Install the OLM Bundle from Quay.io

  1. Create the OperatorSource resource:

    QUAY_FULL_NAME=<your quay.io full name>
$ cat << EOF | kubectl apply -f -
apiVersion: operators.coreos.com/v1
kind: OperatorSource
metadata:
  name: $QUAY_USERNAME-operators
  namespace: marketplace
spec:
  type: appregistry
  endpoint: https://quay.io/cnr
  displayName: "$QUAY_FULL_NAME Quay.io Applications"
  publisher: "$QUAY_FULL_NAME"
  registryNamespace: "$QUAY_USERNAME"
EOF

    An OperatorSource resource defines the external data store used to host operator bundles. In this case, you will be defining an OperatorSource to point to your Quay.io account, which will provide access to its hosted OLM bundles.

  2. Create the OperatorGroup resource:

    $ cat << EOF | kubectl apply -f -
apiVersion: operators.coreos.com/v1alpha2
kind: OperatorGroup
metadata:
  name: starboard-operator
  namespace: marketplace
spec:
  targetNamespaces:
  - default
EOF

    You'll need an OperatorGroup to denote which namespaces the operator should watch. It must exist in the namespace where you want to deploy the operator.

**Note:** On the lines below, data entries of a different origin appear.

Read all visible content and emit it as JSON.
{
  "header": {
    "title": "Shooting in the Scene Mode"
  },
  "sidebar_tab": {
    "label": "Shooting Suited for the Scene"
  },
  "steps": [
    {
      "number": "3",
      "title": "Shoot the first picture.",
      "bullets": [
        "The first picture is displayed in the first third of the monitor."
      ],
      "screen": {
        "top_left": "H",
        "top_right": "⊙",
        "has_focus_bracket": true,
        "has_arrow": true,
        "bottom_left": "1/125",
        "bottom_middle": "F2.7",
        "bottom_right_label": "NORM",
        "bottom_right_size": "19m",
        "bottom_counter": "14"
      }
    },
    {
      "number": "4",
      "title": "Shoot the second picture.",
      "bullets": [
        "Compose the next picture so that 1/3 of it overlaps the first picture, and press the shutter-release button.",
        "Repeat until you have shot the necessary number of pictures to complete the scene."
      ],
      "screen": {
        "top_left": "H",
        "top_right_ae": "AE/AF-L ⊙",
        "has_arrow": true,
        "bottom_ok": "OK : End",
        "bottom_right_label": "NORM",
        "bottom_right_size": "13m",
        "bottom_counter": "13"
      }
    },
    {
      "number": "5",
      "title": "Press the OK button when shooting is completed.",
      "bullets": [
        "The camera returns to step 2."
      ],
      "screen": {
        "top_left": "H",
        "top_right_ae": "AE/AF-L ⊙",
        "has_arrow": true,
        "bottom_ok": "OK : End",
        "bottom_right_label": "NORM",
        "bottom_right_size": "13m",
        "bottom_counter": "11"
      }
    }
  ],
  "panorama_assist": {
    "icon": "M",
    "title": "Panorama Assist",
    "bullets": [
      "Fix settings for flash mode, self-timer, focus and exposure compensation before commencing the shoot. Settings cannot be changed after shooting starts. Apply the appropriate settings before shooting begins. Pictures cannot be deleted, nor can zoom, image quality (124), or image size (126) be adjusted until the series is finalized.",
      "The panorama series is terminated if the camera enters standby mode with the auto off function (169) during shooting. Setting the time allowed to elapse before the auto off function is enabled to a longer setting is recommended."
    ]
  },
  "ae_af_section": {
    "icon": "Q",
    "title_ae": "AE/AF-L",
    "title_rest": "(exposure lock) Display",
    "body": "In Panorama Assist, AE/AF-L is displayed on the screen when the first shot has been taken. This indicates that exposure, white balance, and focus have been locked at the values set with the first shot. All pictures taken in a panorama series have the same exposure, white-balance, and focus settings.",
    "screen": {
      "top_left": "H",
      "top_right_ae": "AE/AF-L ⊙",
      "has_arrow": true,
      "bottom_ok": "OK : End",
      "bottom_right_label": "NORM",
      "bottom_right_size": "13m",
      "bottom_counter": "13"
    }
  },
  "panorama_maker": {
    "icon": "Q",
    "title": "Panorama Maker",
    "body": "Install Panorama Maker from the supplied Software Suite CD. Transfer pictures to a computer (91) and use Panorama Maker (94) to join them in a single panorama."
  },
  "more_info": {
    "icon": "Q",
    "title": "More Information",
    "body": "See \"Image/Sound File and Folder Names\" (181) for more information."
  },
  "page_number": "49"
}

  3. Create the Subscription resource

    1. with Trivy scanner, which is enabled by default:

      $ cat << EOF | kubectl apply -f -
apiVersion: operators.coreos.com/v1alpha1
kind: Subscription
metadata:
  name: starboard-operator
  namespace: marketplace
spec:
  channel: alpha
  name: starboard-operator
  source: $QUAY_NAMESPACE-operators
  sourceNamespace: marketplace
EOF

    2. with Aqua CSP scanner:

      $ kubectl create secret generic starboard-operator \
    --namespace marketplace \
    --from-literal OPERATOR_SCANNER_AQUA_CSP_USERNAME=$AQUA_CONSOLE_USERNAME \
    --from-literal OPERATOR_SCANNER_AQUA_CSP_PASSWORD=$AQUA_CONSOLE_PASSWORD \
    --from-literal OPERATOR_SCANNER_AQUA_CSP_VERSION=$AQUA_VERSION \
    --from-literal OPERATOR_SCANNER_AQUA_CSP_HOST=http://csp-console-svc.aqua:8080

      $ cat << EOF | kubectl apply -f -
apiVersion: operators.coreos.com/v1alpha1
kind: Subscription
metadata:
  name: starboard-operator
  namespace: marketplace
spec:
  channel: alpha
  name: starboard-operator
  source: $QUAY_NAMESPACE-operators
  sourceNamespace: marketplace
  config:
    env:
    - name: OPERATOR_SCANNER_TRIVY_ENABLED
      value: "false"
    - name: OPERATOR_SCANNER_AQUA_CSP_ENABLED
      value: "true"
    envFrom:
    - secretRef:
        name: starboard-operator
EOF

    A Subscription links the previous steps together by selecting an operator and one of its channels. OLM uses this information to start the corresponding operator Pod. The example above creates a new Subscription to the alpha channel for the Starboard Operator.